Hostel, sweet hostel
For me college has been a love-hate relationship. I love to learn new things, visit new places, and start new projects; I hate paying for my new things, my new places, and my new projects. It has always been a struggle at the beginning of a new semester to find that extra hundred or so dollars that seems to just have not made it into your budget. Whether it is that heating bill that you put to the back burner, a late fee, or a scholarship that you mis-estimated, I have always been squeezing my wallet for that extra chunk of change. Sure, it is uncomfortable when you have to check under you car mats for another 10 cents to make it through the toll booth, and sure it can be embarrassing when have to decide whether you want to get gas for the week or go out to eat with friends, but I consider it a learning tax. It's the price I pay for a good education. Since I made the choice to go out of state and to learn from a very expensive university it was my doing to take on such a financial burden. But what of other students in other countries?
I have heard from American friends traveling in Europe about the "free" education. It isn't really free but rather a collection or tax that the country applies and allows for qualified students to go to the university with out having to pay. I know from my German and Swiss friends who studied abroad at Georgia Tech of the luxury and appreciation they have for the system. Theirs is a variant that uses a competitive examination to determine the lucky few who get to attend the university and in what. They have both reminded me of the appreciation they feel for their government for such an opportunity, as it would not be possible without their support. In turn I feel that they are appropriately conscious of the value of an education and due to the competitive placement are aware of the fact that it takes work to have such a luxury.

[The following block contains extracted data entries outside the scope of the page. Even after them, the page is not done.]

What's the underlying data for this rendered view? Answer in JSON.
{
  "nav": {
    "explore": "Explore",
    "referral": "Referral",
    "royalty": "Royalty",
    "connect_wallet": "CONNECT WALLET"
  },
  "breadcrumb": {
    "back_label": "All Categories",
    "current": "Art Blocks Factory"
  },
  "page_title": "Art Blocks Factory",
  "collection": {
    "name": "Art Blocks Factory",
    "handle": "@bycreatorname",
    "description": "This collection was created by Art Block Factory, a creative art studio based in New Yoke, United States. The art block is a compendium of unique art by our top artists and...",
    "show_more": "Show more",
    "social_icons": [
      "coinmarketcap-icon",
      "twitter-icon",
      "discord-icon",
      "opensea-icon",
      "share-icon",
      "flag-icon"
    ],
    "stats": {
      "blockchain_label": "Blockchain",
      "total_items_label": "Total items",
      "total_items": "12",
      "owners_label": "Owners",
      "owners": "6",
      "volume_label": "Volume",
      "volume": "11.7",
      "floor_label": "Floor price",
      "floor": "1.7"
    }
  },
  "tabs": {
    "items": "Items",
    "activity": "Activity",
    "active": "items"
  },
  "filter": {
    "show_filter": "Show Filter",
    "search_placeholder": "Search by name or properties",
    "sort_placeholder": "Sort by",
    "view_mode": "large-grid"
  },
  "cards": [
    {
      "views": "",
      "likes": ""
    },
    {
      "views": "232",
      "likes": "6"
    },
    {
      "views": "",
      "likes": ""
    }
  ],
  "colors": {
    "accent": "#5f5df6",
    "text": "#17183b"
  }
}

I was pondering these questions from the bus on my way to Concordia
, Argentina. I was attempting to make my way to the natural hot springs but, as the temperature outside was so low, it seemed more of a fanciful dreams that reality. Appreciation is something that comes from experience of 'without' or with that constant struggle of knowing that it could all disappear. As I immersed in steamy water and began to strike up some conversation with some University students, I was reminded of my earlier questions. How does the government support the fiscal responsibilities of students in this public university? How do the students view their education? My two friends were Alejandro and Nahoul, recent graduates of electrical engineering from Buenos Aires
University and fairly fluent in English. When I asked about education the conversation became fierce; it was obvious that they had decisive opinions and needed to let off steam. Nahoul explained the Argentine system, any student was guaranteed a place at Buenos Aires university if they passed a basic placement exam. From the positive side it eliminated the class imposition of fiscal responsibilities for an education, on the negative side the university system was over crowded with students who had no intention of ever graduating- once your in, your in. Alejandro admitted that he had more than one friend that had been in school for over six years and was still under 30 hours of passed classes. For some the university was a way to avoid real life- payments, a job, and a future. For the others who took the education seriously, the packed hallways, croweded parking lots, and lack of decent faculty meant that they had to suffer. Nahoul would have preferred that the university restrict entry. He and Alejandro suggested the German idea of a difficult placement exam and from those scores student would either go to a trade school or to the university. He went on to say that if the students did not finish the schooling within the recommended time, then they would need to begin paying for their education. Both felt that this idea of graduate or pay would seriously relieve the congestion of students who didn't value their education.
In turn I answered their questions about how I pay for my education. They were both surprised to learn about scholarships and student loans. They were shocked to hear that not every Americans "daddy" pays for them to go to school. I spoke about the hope scholarship and other state incentives given to students. All in all I felt that some of the mis-conceptions about our two cultures were broken down and maybe one of us was enlightened.